Miasto grobów. Uwertura
- Author: Wit Szostak
- Language: Polish
- Genre: science fiction short story
- Publisher: Runa Publishing House [pl]
- Publication date: 2007
- Publication place: Poland

= Miasto grobów. Uwertura =

Science fiction short story by Wit Szostak

Miasto grobów. Uwertura (City of Graves. Overture) is a science fiction short story by Wit Szostak published in 2007 in the second volume of the anthology Księga strachu (The Book of Fear) by the Runa Publishing House. The story is classified under the genres of alternate history, urban fantasy, and horror.

== Plot ==
The story depicts events in an alternate history where, following the fall of communism in Poland, the country becomes a monarchy. The narrator is the secretary to the Polish king.

== Reception ==
In 2008, the story was awarded the Janusz A. Zajdel Award for the previous year. Szostak put the statuette he won for the story up for auction in 2013.

In a review of the anthology on the Katedra portal, Tymoteusz Wronka considered this story to be the best in the collection (the anthology Księga strachu).
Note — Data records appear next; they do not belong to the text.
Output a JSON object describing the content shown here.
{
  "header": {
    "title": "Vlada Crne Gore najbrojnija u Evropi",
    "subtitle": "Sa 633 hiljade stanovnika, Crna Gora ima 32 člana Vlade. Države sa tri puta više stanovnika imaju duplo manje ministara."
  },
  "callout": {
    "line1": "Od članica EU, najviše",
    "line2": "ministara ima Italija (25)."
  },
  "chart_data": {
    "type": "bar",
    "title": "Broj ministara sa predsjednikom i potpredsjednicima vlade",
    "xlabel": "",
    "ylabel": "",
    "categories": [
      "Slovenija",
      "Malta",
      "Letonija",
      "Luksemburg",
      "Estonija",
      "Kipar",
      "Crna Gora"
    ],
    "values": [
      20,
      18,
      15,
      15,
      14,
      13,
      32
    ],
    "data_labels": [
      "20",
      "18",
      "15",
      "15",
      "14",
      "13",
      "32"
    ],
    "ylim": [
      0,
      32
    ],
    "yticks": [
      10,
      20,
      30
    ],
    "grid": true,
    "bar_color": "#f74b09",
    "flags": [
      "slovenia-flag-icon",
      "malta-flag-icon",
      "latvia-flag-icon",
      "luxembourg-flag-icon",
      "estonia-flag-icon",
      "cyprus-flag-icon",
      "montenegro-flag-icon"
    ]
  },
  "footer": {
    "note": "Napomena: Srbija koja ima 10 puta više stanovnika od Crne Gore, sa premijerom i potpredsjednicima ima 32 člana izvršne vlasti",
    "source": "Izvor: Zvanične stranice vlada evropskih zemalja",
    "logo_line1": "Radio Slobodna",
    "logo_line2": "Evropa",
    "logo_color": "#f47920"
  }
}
On the same portal, Adam Ł. Rotter praised the story for its intriguing ideas, especially the "universal ... theme of the national funeral", but criticized it for excessive use of special effects and a "trite, mediocre ending". Conversely, in a review of the anthology on the Paradoks portal, Agnieszka Krzyżewska rated the story as one of the best in the collection, calling it "another excellent story with an interesting idea".

In 2009, the story was ranked 18th on the list of 100 Best Polish Fantastic Short Stories in the zine Esensja. The reviewer praised the story for its original format (a recording of fictional, unedited mp3 files), its avoidance of ideological disputes, and described it as "wise, beautiful, and moving". The previous year, in the same zine, Konrad Wągrowski wrote in his review of the anthology that the story was "charming", seemed like a prelude to something greater, and was "one of the most evocative texts in the entire collection, original and memorable".

== Analysis ==
In the zine Esensja, the story is described as "a personal tale of an exceptional and isolated individual due to their uniqueness, avoiding clichés about alienation, combined with imaginative, urban fantasy tinged with horror. It also delves into reflections on Polishness and Polish (and human) mentality, as well as the author's fascination with music and architecture".

Some reviewers suggest that the theme of the national funeral in the story was inspired by the funeral of John Paul II in 2005.